Beaucoup d’eaux ont coulé sous les ponts. Derrière les pirogues de M. Thiam, se trouve une cabane bordée par les anciens filets de pêche. Les guerriers de la mer se reposent. Ils n’ont pas dit leur dernier mot. Ils ont vécu l’âge d’or de la pêche à Joal-Fadiouth. Enveloppé dans un grand boubou à rayures marrons, Aliou Mané a blanchit sous le harnais. Il ne veut pas parler du présent de la pêche à Joal. Ce pêcheur originaire de la Casamance nous plonge dans le passé.

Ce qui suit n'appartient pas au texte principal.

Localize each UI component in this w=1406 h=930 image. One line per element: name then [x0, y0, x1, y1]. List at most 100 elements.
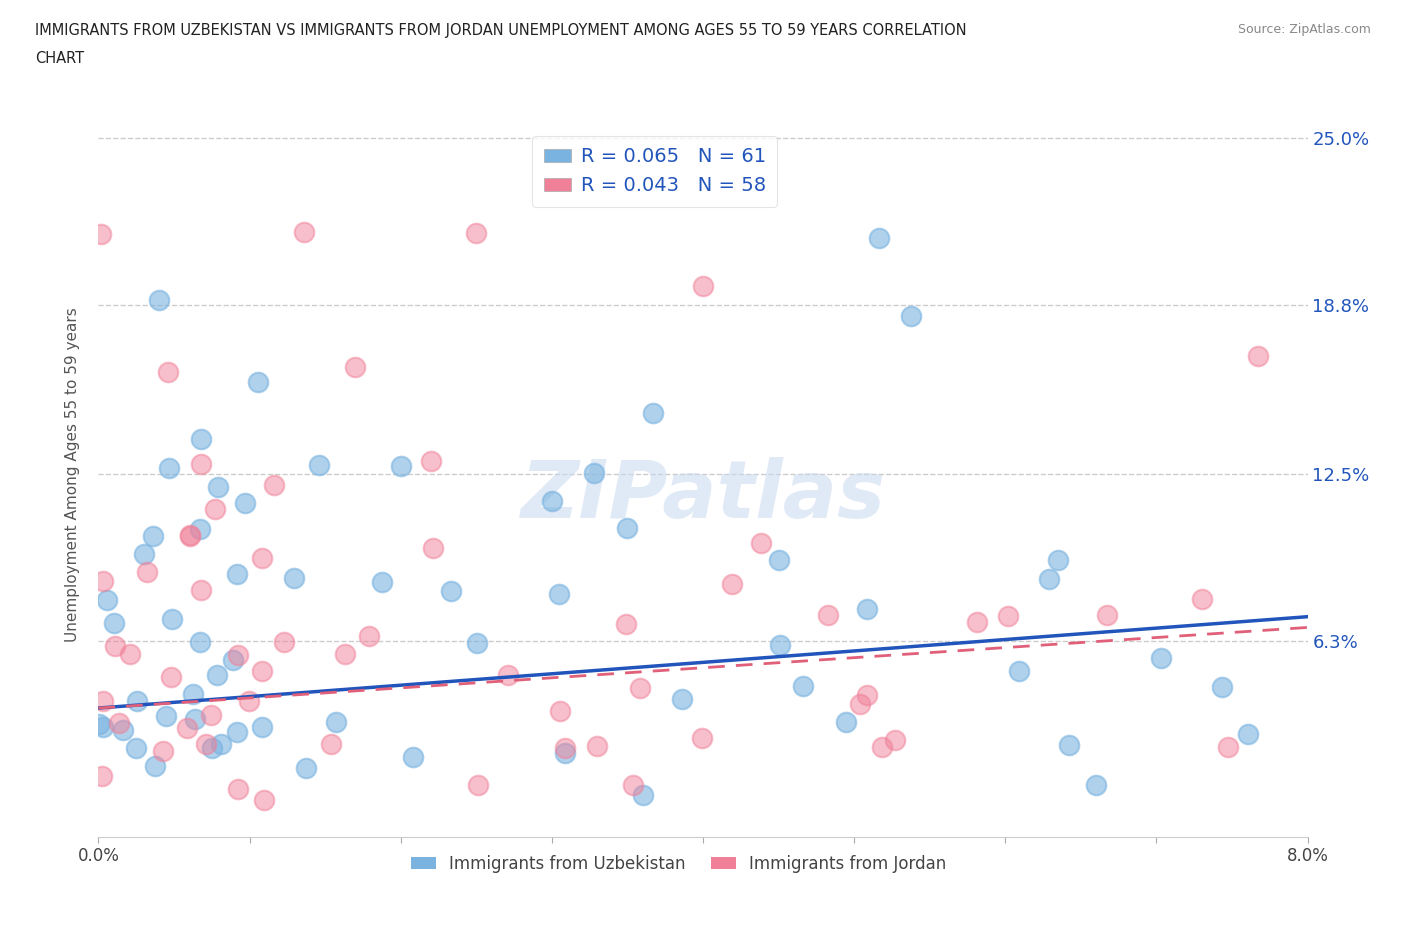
Point — [205, 668, 228, 683]
Point — [252, 792, 274, 807]
Point — [145, 759, 167, 774]
Point — [465, 225, 488, 240]
Point — [440, 583, 463, 598]
Point — [207, 479, 229, 494]
Point — [554, 741, 576, 756]
Point — [184, 711, 207, 726]
Point — [769, 638, 792, 653]
Point — [628, 681, 651, 696]
Point — [1247, 349, 1270, 364]
Text: ZIPatlas: ZIPatlas — [520, 457, 886, 535]
Point — [792, 679, 814, 694]
Point — [1237, 727, 1260, 742]
Point — [614, 617, 637, 631]
Point — [160, 611, 183, 626]
Point — [467, 777, 489, 792]
Point — [872, 739, 894, 754]
Legend: Immigrants from Uzbekistan, Immigrants from Jordan: Immigrants from Uzbekistan, Immigrants f… — [405, 848, 953, 880]
Point — [548, 586, 571, 601]
Point — [817, 607, 839, 622]
Point — [104, 638, 127, 653]
Point — [465, 636, 488, 651]
Point — [91, 693, 114, 708]
Point — [420, 454, 443, 469]
Point — [371, 575, 394, 590]
Point — [228, 647, 250, 662]
Point — [107, 716, 129, 731]
Text: CHART: CHART — [35, 51, 84, 66]
Point — [195, 737, 218, 751]
Point — [548, 704, 571, 719]
Point — [226, 781, 249, 796]
Point — [692, 279, 714, 294]
Y-axis label: Unemployment Among Ages 55 to 59 years: Unemployment Among Ages 55 to 59 years — [65, 307, 80, 642]
Point — [1038, 571, 1060, 586]
Point — [157, 365, 180, 379]
Point — [283, 570, 305, 585]
Point — [222, 652, 245, 667]
Point — [997, 608, 1019, 623]
Point — [1085, 777, 1108, 792]
Point — [225, 566, 247, 581]
Point — [643, 406, 665, 421]
Point — [308, 458, 330, 473]
Point — [333, 646, 356, 661]
Point — [751, 536, 773, 551]
Point — [1046, 553, 1069, 568]
Point — [91, 720, 114, 735]
Point — [631, 788, 654, 803]
Point — [190, 457, 212, 472]
Point — [359, 628, 381, 643]
Point — [690, 731, 713, 746]
Point — [148, 292, 170, 307]
Point — [344, 359, 367, 374]
Point — [125, 694, 148, 709]
Point — [616, 521, 638, 536]
Point — [190, 432, 212, 447]
Point — [294, 761, 316, 776]
Point — [188, 521, 211, 536]
Point — [623, 777, 645, 792]
Point — [152, 744, 174, 759]
Point — [204, 501, 226, 516]
Point — [155, 709, 177, 724]
Point — [1008, 663, 1031, 678]
Point — [319, 737, 342, 751]
Point — [250, 720, 273, 735]
Point — [90, 226, 112, 241]
Point — [583, 466, 606, 481]
Point — [200, 708, 222, 723]
Point — [883, 733, 905, 748]
Point — [250, 664, 273, 679]
Point — [103, 616, 125, 631]
Point — [142, 528, 165, 543]
Point — [179, 528, 201, 543]
Point — [554, 745, 576, 760]
Point — [1211, 680, 1233, 695]
Point — [157, 460, 180, 475]
Point — [834, 715, 856, 730]
Point — [1095, 607, 1118, 622]
Point — [135, 565, 157, 580]
Point — [585, 738, 607, 753]
Point — [721, 576, 744, 591]
Point — [209, 737, 232, 751]
Point — [190, 583, 212, 598]
Point — [176, 721, 198, 736]
Point — [422, 540, 444, 555]
Point — [112, 723, 135, 737]
Point — [855, 602, 877, 617]
Point — [1218, 739, 1240, 754]
Point — [325, 714, 347, 729]
Point — [768, 552, 790, 567]
Point — [389, 458, 412, 473]
Point — [179, 528, 201, 543]
Point — [125, 740, 148, 755]
Point — [263, 477, 285, 492]
Point — [671, 692, 693, 707]
Point — [868, 231, 890, 246]
Point — [849, 697, 872, 711]
Point — [238, 694, 260, 709]
Point — [402, 750, 425, 764]
Text: IMMIGRANTS FROM UZBEKISTAN VS IMMIGRANTS FROM JORDAN UNEMPLOYMENT AMONG AGES 55 : IMMIGRANTS FROM UZBEKISTAN VS IMMIGRANTS… — [35, 23, 967, 38]
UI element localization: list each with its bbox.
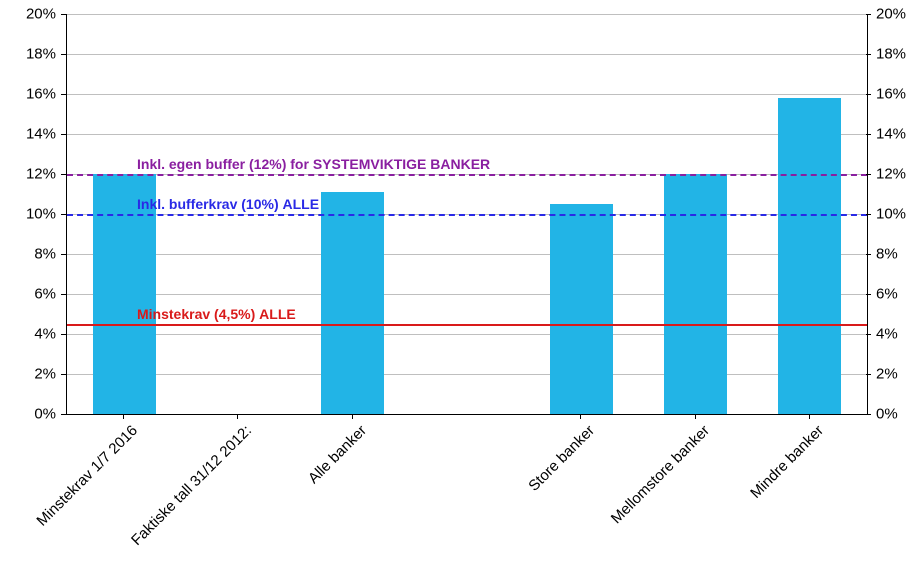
y-tick-mark-left xyxy=(61,94,66,95)
gridline xyxy=(67,14,867,15)
y-tick-label-right: 12% xyxy=(876,166,906,183)
reference-line-label: Minstekrav (4,5%) ALLE xyxy=(137,306,296,322)
reference-line-label: Inkl. egen buffer (12%) for SYSTEMVIKTIG… xyxy=(137,156,490,172)
y-tick-mark-left xyxy=(61,414,66,415)
y-tick-mark-right xyxy=(866,334,871,335)
y-tick-mark-right xyxy=(866,174,871,175)
gridline xyxy=(67,334,867,335)
y-tick-label-left: 10% xyxy=(0,206,56,223)
y-tick-label-left: 4% xyxy=(0,326,56,343)
y-tick-label-left: 8% xyxy=(0,246,56,263)
gridline xyxy=(67,254,867,255)
y-tick-mark-right xyxy=(866,14,871,15)
x-tick-mark xyxy=(809,414,810,419)
y-tick-label-left: 20% xyxy=(0,6,56,23)
y-tick-label-right: 6% xyxy=(876,286,898,303)
y-tick-label-right: 20% xyxy=(876,6,906,23)
reference-line-label: Inkl. bufferkrav (10%) ALLE xyxy=(137,196,319,212)
y-tick-mark-right xyxy=(866,294,871,295)
x-tick-mark xyxy=(352,414,353,419)
y-tick-mark-left xyxy=(61,14,66,15)
y-tick-mark-left xyxy=(61,174,66,175)
y-tick-mark-right xyxy=(866,134,871,135)
reference-line xyxy=(67,324,867,326)
bar xyxy=(778,98,841,414)
y-tick-mark-right xyxy=(866,254,871,255)
y-tick-label-left: 2% xyxy=(0,366,56,383)
y-tick-label-right: 4% xyxy=(876,326,898,343)
y-tick-mark-left xyxy=(61,134,66,135)
bar-chart: Minstekrav (4,5%) ALLE Inkl. bufferkrav (… xyxy=(0,0,924,576)
gridline xyxy=(67,374,867,375)
gridline xyxy=(67,54,867,55)
y-tick-mark-right xyxy=(866,374,871,375)
y-tick-mark-left xyxy=(61,374,66,375)
y-tick-mark-right xyxy=(866,54,871,55)
reference-line xyxy=(67,214,867,216)
x-tick-mark xyxy=(237,414,238,419)
gridline xyxy=(67,94,867,95)
y-tick-mark-left xyxy=(61,334,66,335)
y-tick-label-right: 18% xyxy=(876,46,906,63)
plot-area: Minstekrav (4,5%) ALLE Inkl. bufferkrav (… xyxy=(66,14,868,415)
x-tick-mark xyxy=(695,414,696,419)
y-tick-label-left: 16% xyxy=(0,86,56,103)
bar xyxy=(321,192,384,414)
y-tick-label-right: 10% xyxy=(876,206,906,223)
gridline xyxy=(67,134,867,135)
y-tick-label-left: 14% xyxy=(0,126,56,143)
y-tick-label-left: 0% xyxy=(0,406,56,423)
x-tick-mark xyxy=(123,414,124,419)
y-tick-mark-left xyxy=(61,294,66,295)
y-tick-label-right: 14% xyxy=(876,126,906,143)
y-tick-label-left: 12% xyxy=(0,166,56,183)
y-tick-label-left: 18% xyxy=(0,46,56,63)
y-tick-mark-right xyxy=(866,214,871,215)
y-tick-label-left: 6% xyxy=(0,286,56,303)
gridline xyxy=(67,294,867,295)
y-tick-mark-left xyxy=(61,254,66,255)
y-tick-label-right: 0% xyxy=(876,406,898,423)
y-tick-mark-right xyxy=(866,414,871,415)
y-tick-mark-right xyxy=(866,94,871,95)
y-tick-label-right: 16% xyxy=(876,86,906,103)
y-tick-mark-left xyxy=(61,54,66,55)
y-tick-label-right: 2% xyxy=(876,366,898,383)
y-tick-mark-left xyxy=(61,214,66,215)
bar xyxy=(664,174,727,414)
reference-line xyxy=(67,174,867,176)
x-tick-mark xyxy=(580,414,581,419)
y-tick-label-right: 8% xyxy=(876,246,898,263)
bar xyxy=(550,204,613,414)
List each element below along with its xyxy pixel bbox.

« Jadis, on se glorifiait d’être pêcheur à Joal-Fadiouth. L’activité rapportait beaucoup d’argent. Les eaux étaient très poissonneuses. Tous les pêcheurs du Sénégal venaient passer la moitié de l’année à Joal avant de repartir avec beaucoup d’argent. Il y avait beaucoup de poissons nobles. De nos jours, nous sommes obligés d’aller très loin sans être sûrs de trouver du poisson », se désole Aliou Mané. Loin du rivage, entre les habitats bordés de palissages, les pêcheurs dorment. D’autres boivent du thé. Personne ne prend le risque de contracter des dettes en comptant sur la mer pour les rembourser. Ibrahima Samb, le trésorier des jeunes pêcheurs de Joal vient d’échapper à une convocation à la gendarmerie de Joal-Fadiouth pour défaut de remboursement d’un prêt d’une valeur de 500.000 francs Cfa. « Vers les années 90, on pouvait se payer le luxe de contracter les dettes et de les payer à temps. Parce qu’on était sûr de tirer beaucoup d’argent de la pêche.

En 1996, j’ai contracté une dette de 3.800.000 francs Cfa pour acheter deux pirogues. Je les ai remboursés en un temps record J’ai contracté en mars 2008 une dette de 500.000 francs Cfa. Jusqu’à l’heure où je vous parle, je n’ai pas encore fini de payer la dette. C’est la preuve que la pêche ne nourrit plus son homme », confesse le président de la commission surveillance et pêche durable de l’Aire marine protégée (Amp) de Joal, Ibrahima Samb. Près de lui, le président du comité de gestion de l’Amp de Joal Fadiouth jette un regard critique sur les comportements des usagers de la mer. « Depuis longtemps, les pêcheurs ont cru que les ressources halieutiques étaient inépuisables. De nos jours, nous vivons les conséquences. Il n’y a plus de poissons. Les personnes pratiquent l’activité pour survivre. », confesse Abdou Karim Sall.

Les recettes journalières des pêcheurs ont connu une chute libre depuis des années. Les usagers de la mer tirent les marrons du feu. « Un pêcheur qui gagnait 10.000 francs par jour, voit ses recettes tourner aujourd’hui autour de 3000 francs, celui qui avait 20.000 francs Cfa par jour auparavant n’a aujourd’hui que 10.000 francs Cfa », rapporte Abdou Kharim Sall. Malgré tout, les Joaliens vouent un grand amour à la mer, pour la pêche, qui est la bouée de sauvetage dans cette belle ville. L’activité génère un chiffre d’affaire de 12 milliards de francs Cfa par an.